Docparser publishes monthly plans at Starter $39 (100 credits), Professional $74 (250), and Business $159 (1,000), with Enterprise custom and roughly 20% off billed annually. One credit covers one document of up to 5 pages, and there's a 14-day free trial rather than a permanent free plan. PeasyOrders runs $99, $199, and $349 per month by confirmed order volume (200, 600, and 1,500 orders, with 3, 6, and 12 users), every feature on every plan, with a 30-day money-back guarantee. They're priced for different outputs: extracted fields versus a reviewed, priced order in QuickBooks. Quota warnings come at 70% and 90%; at 100% only new confirmations pause — intake keeps working.

Can I use Docparser and PeasyOrders together?

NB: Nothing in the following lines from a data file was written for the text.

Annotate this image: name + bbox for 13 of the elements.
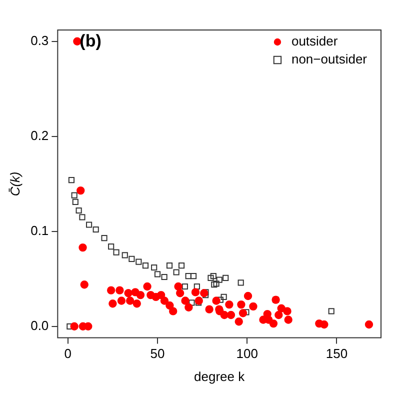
annotation: (b) [80,32,102,51]
y-tick-label: 0.1 [30,222,49,238]
x-tick-label: 50 [150,346,165,362]
x-axis-title: degree k [194,368,246,384]
legend-label: non−outsider [291,52,368,67]
x-tick-label: 0 [64,346,72,362]
y-tick-label: 0.0 [30,318,49,333]
y-tick-label: 0.3 [30,32,49,48]
x-tick-label: 100 [236,346,258,362]
y-tick-label: 0.2 [30,128,49,143]
y-axis-title: C̄(k) [7,172,22,196]
x-tick-label: 150 [326,346,348,362]
legend-label: outsider [291,34,338,49]
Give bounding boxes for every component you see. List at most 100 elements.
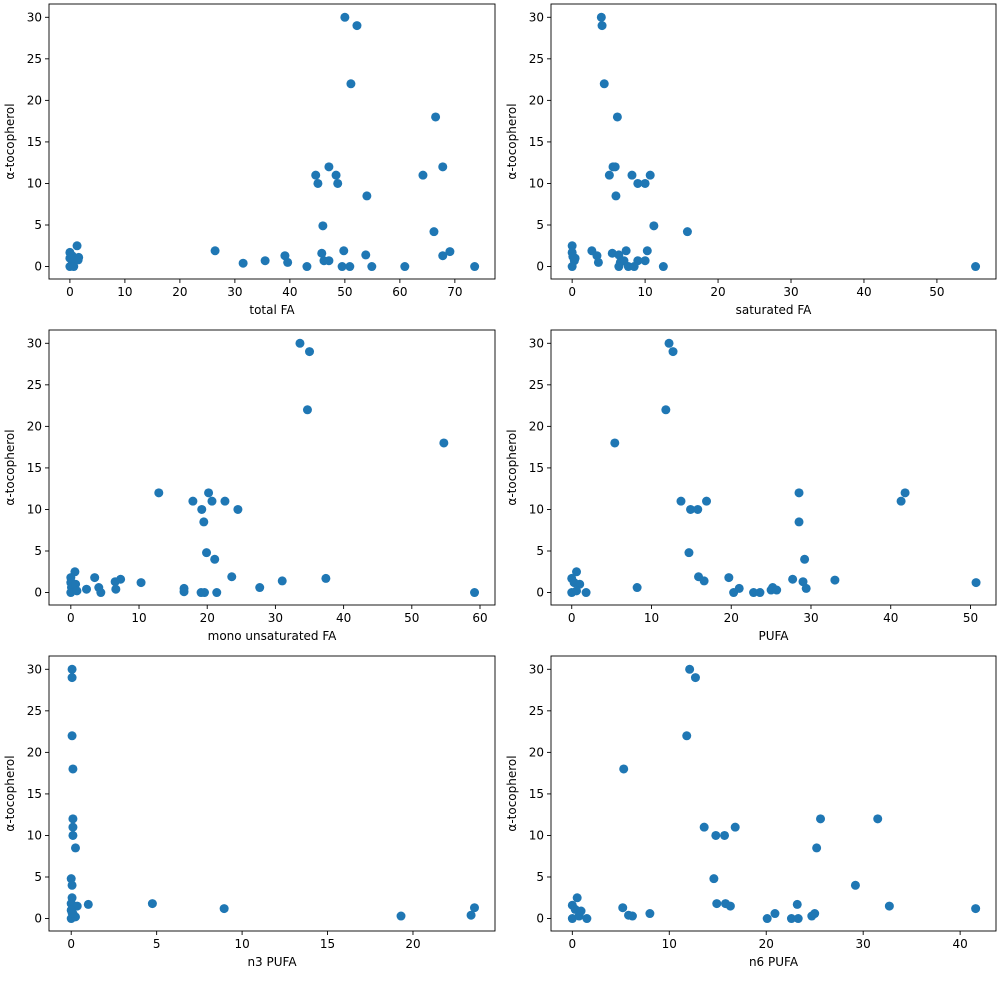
data-point bbox=[69, 262, 79, 272]
y-tick-label: 0 bbox=[34, 260, 42, 274]
y-tick-label: 30 bbox=[27, 10, 42, 24]
x-tick-label: 0 bbox=[569, 937, 577, 951]
y-tick-label: 10 bbox=[27, 828, 42, 842]
data-point bbox=[445, 247, 455, 257]
data-point bbox=[770, 909, 780, 919]
data-point bbox=[82, 584, 92, 594]
y-tick-label: 0 bbox=[536, 586, 544, 600]
data-point bbox=[682, 731, 692, 741]
x-tick-label: 20 bbox=[172, 285, 187, 299]
data-point bbox=[345, 262, 355, 272]
data-point bbox=[212, 588, 222, 598]
data-point bbox=[429, 227, 439, 237]
subplot-5: 0 5 10 15 20 0 5 10 15 20 25 30 n3 PUFA α-tocopherol bbox=[3, 655, 496, 969]
data-point bbox=[794, 488, 804, 498]
data-point bbox=[346, 79, 356, 89]
data-point bbox=[220, 496, 230, 506]
y-tick-label: 0 bbox=[34, 586, 42, 600]
data-point bbox=[83, 899, 93, 909]
data-point bbox=[570, 253, 580, 263]
data-point bbox=[110, 577, 120, 587]
data-point bbox=[640, 256, 650, 266]
data-point bbox=[614, 262, 624, 272]
data-point bbox=[971, 904, 981, 914]
y-axis-label: α-tocopherol bbox=[3, 755, 17, 831]
x-tick-label: 30 bbox=[227, 285, 242, 299]
x-tick-label: 15 bbox=[320, 937, 335, 951]
data-point bbox=[572, 893, 582, 903]
y-tick-label: 5 bbox=[536, 544, 544, 558]
data-point bbox=[610, 438, 620, 448]
data-point bbox=[611, 191, 621, 201]
x-tick-label: 10 bbox=[234, 937, 249, 951]
x-axis-label: n3 PUFA bbox=[247, 955, 297, 969]
data-point bbox=[664, 338, 674, 348]
subplot-6: 0 10 20 30 40 0 5 10 15 20 25 30 n6 PUFA α-tocopherol bbox=[505, 655, 997, 969]
data-point bbox=[210, 554, 220, 564]
data-point bbox=[66, 874, 76, 884]
data-point bbox=[305, 347, 315, 357]
y-tick-label: 25 bbox=[529, 52, 544, 66]
y-tick-label: 20 bbox=[529, 745, 544, 759]
axes-frame bbox=[48, 655, 496, 932]
data-point bbox=[971, 262, 981, 272]
y-tick-label: 25 bbox=[27, 378, 42, 392]
data-point bbox=[792, 899, 802, 909]
data-point bbox=[361, 250, 371, 260]
y-tick-label: 25 bbox=[529, 378, 544, 392]
data-point bbox=[618, 903, 628, 913]
data-point bbox=[67, 880, 77, 890]
y-tick-label: 10 bbox=[529, 176, 544, 190]
data-point bbox=[362, 191, 372, 201]
data-point bbox=[238, 258, 248, 268]
data-point bbox=[67, 731, 77, 741]
data-point bbox=[702, 496, 712, 506]
subplot-4: 0 10 20 30 40 50 0 5 10 15 20 25 30 PUFA α-tocopherol bbox=[505, 329, 997, 643]
data-point bbox=[311, 170, 321, 180]
data-point bbox=[67, 664, 77, 674]
data-point bbox=[610, 162, 620, 172]
subplot-3: 0 10 20 30 40 50 60 0 5 10 15 20 25 30 mono unsaturate… bbox=[3, 329, 496, 643]
data-point bbox=[96, 588, 106, 598]
data-point bbox=[227, 572, 237, 582]
y-tick-label: 15 bbox=[27, 135, 42, 149]
y-tick-label: 5 bbox=[34, 218, 42, 232]
data-point bbox=[324, 256, 334, 266]
data-point bbox=[755, 588, 765, 598]
data-point bbox=[810, 909, 820, 919]
data-point bbox=[72, 586, 82, 596]
data-point bbox=[469, 903, 479, 913]
y-tick-label: 30 bbox=[529, 336, 544, 350]
y-axis-label: α-tocopherol bbox=[505, 429, 519, 505]
data-point bbox=[712, 899, 722, 909]
data-point bbox=[649, 221, 659, 231]
y-axis-label: α-tocopherol bbox=[505, 103, 519, 179]
data-point bbox=[684, 548, 694, 558]
data-point bbox=[73, 255, 83, 265]
data-point bbox=[340, 12, 350, 22]
data-point bbox=[884, 901, 894, 911]
data-point bbox=[699, 576, 709, 586]
data-point bbox=[255, 583, 265, 593]
data-point bbox=[72, 241, 82, 251]
x-tick-label: 10 bbox=[117, 285, 132, 299]
x-tick-label: 50 bbox=[404, 611, 419, 625]
data-point bbox=[582, 914, 592, 924]
x-tick-label: 50 bbox=[337, 285, 352, 299]
x-tick-label: 40 bbox=[282, 285, 297, 299]
y-tick-label: 30 bbox=[529, 662, 544, 676]
y-tick-label: 10 bbox=[529, 502, 544, 516]
x-tick-label: 40 bbox=[856, 285, 871, 299]
y-tick-label: 5 bbox=[536, 870, 544, 884]
y-tick-label: 10 bbox=[27, 176, 42, 190]
y-tick-label: 0 bbox=[536, 912, 544, 926]
data-point bbox=[596, 12, 606, 22]
data-point bbox=[68, 814, 78, 824]
data-point bbox=[633, 178, 643, 188]
x-axis-label: PUFA bbox=[758, 629, 789, 643]
axes-frame bbox=[48, 329, 496, 606]
data-point bbox=[850, 880, 860, 890]
data-point bbox=[788, 574, 798, 584]
data-point bbox=[762, 914, 772, 924]
data-point bbox=[68, 909, 78, 919]
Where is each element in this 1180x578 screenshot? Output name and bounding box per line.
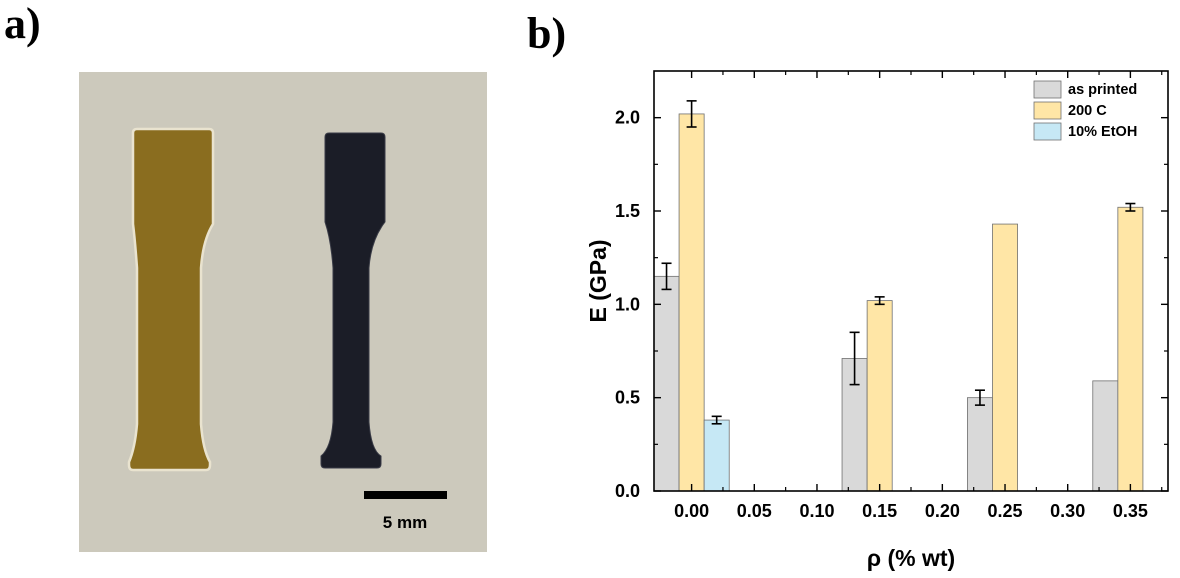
specimen-photo: 5 mm [79, 72, 487, 552]
legend-swatch [1033, 80, 1062, 99]
x-tick-label: 0.10 [799, 501, 834, 521]
panel-b-label: b) [527, 9, 567, 58]
x-axis-title: ρ (% wt) [867, 545, 955, 571]
x-tick-label: 0.30 [1050, 501, 1085, 521]
bar-200-c-0.25 [992, 223, 1018, 492]
legend-swatch [1033, 122, 1062, 141]
bar-200-c-0.15 [866, 300, 893, 492]
y-tick-label: 1.5 [615, 201, 640, 221]
x-tick-label: 0.00 [674, 501, 709, 521]
y-tick-label: 2.0 [615, 108, 640, 128]
scale-bar [364, 491, 447, 499]
error-bar [849, 331, 860, 386]
legend: as printed 200 C 10% EtOH [1033, 80, 1137, 141]
x-tick-label: 0.25 [988, 501, 1023, 521]
bar-10-etoh-0 [703, 419, 730, 492]
y-tick-label: 0.5 [615, 388, 640, 408]
x-tick-label: 0.20 [925, 501, 960, 521]
error-bar [974, 389, 985, 406]
bar-as-printed-0.25 [967, 397, 993, 492]
error-bar [1125, 202, 1136, 212]
x-tick-label: 0.05 [737, 501, 772, 521]
specimen-right-body [320, 132, 386, 469]
error-bar [711, 415, 722, 425]
bar-as-printed-0.35 [1092, 380, 1119, 492]
scale-bar-label: 5 mm [383, 513, 427, 532]
legend-label: as printed [1068, 82, 1137, 98]
panel-a-label: a) [4, 0, 41, 48]
error-bar [661, 262, 672, 291]
legend-label: 200 C [1068, 103, 1107, 119]
bar-200-c-0.35 [1117, 206, 1144, 492]
error-bar [874, 296, 885, 306]
error-bars-layer [661, 100, 1136, 425]
y-tick-label: 0.0 [615, 481, 640, 501]
error-bar [686, 100, 697, 128]
legend-label: 10% EtOH [1068, 124, 1137, 140]
y-tick-label: 1.0 [615, 294, 640, 314]
bars-layer [653, 113, 1144, 492]
y-axis-title: E (GPa) [585, 239, 611, 322]
ticks-layer: 0.00 0.05 0.10 0.15 0.20 0.25 0.30 0.35 0.0 0.5 1.… [615, 71, 1168, 521]
legend-swatch [1033, 101, 1062, 120]
bar-as-printed-0 [653, 275, 680, 492]
specimen-left-body [127, 127, 215, 472]
bar-200-c-0 [678, 113, 705, 492]
x-tick-label: 0.35 [1113, 501, 1148, 521]
x-tick-label: 0.15 [862, 501, 897, 521]
modulus-bar-chart: 0.00 0.05 0.10 0.15 0.20 0.25 0.30 0.35 0.0 0.5 1.… [585, 70, 1169, 571]
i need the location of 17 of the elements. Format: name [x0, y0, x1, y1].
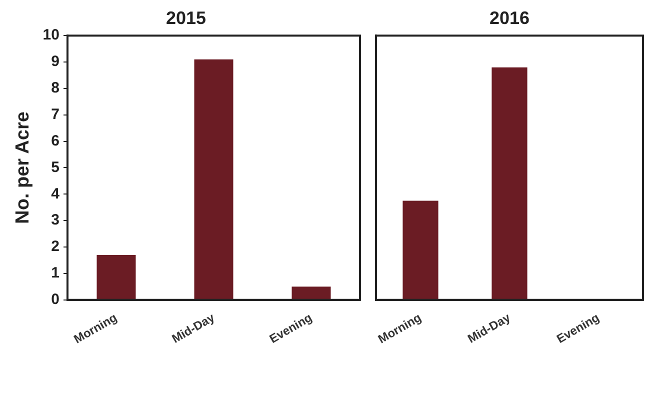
chart-title: 2016	[489, 8, 530, 28]
y-axis-title: No. per Acre	[12, 112, 34, 224]
y-tick-label: 6	[51, 132, 60, 150]
y-tick-label: 3	[51, 212, 60, 229]
y-tick-label: 8	[51, 80, 60, 97]
y-tick-label: 9	[51, 53, 60, 70]
y-tick-label: 7	[51, 106, 60, 124]
y-tick-label: 2	[51, 238, 60, 256]
y-tick-label: 5	[51, 158, 60, 176]
y-tick-label: 4	[51, 185, 60, 202]
bar	[194, 59, 234, 300]
bar	[292, 286, 331, 300]
y-tick-label: 0	[51, 291, 60, 308]
bar	[96, 254, 136, 300]
y-tick-label: 1	[51, 264, 60, 282]
chart-title: 2015	[166, 8, 206, 28]
y-tick-label: 10	[42, 26, 60, 44]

They can coexist, but for the order path most teams won't need both. The natural split is Docparser for non-order documents — supplier invoices, statements, forms, and anything scanned — and PeasyOrders for the emailed orders themselves, where catalog matching, per-customer pricing, review, and the QuickBooks export are the point.

What does Docparser do that PeasyOrders doesn't?

It's a broader extraction tool by design. Docparser reads document types PeasyOrders doesn't — scans, images, Word files, handwriting via its AI parser — handles many document categories beyond orders, and offers a no-code rule builder plus wide integrations and an API for building your own pipeline. PeasyOrders is deliberately order-only and reads only the email body plus text-layer PDF and spreadsheet attachments.

What does PeasyOrders do that Docparser doesn't?

The order-specific part after extraction. It matches each line against your QuickBooks items, learns each customer's shorthand from confirmed corrections so 'the usual' resolves after a few orders, applies the per-customer pricing QuickBooks Online's API doesn't expose to any integration, flags what it isn't sure about instead of guessing, and exports the confirmed order to QuickBooks Online as an Estimate — or to Google Sheets and CSV.

Does PeasyOrders have a free trial?

No free trial — there's a 30-day money-back guarantee instead. Docparser's 14-day trial is how you test extraction; PeasyOrders' equivalent is the first month on your real orders, at full capability, covered by the guarantee.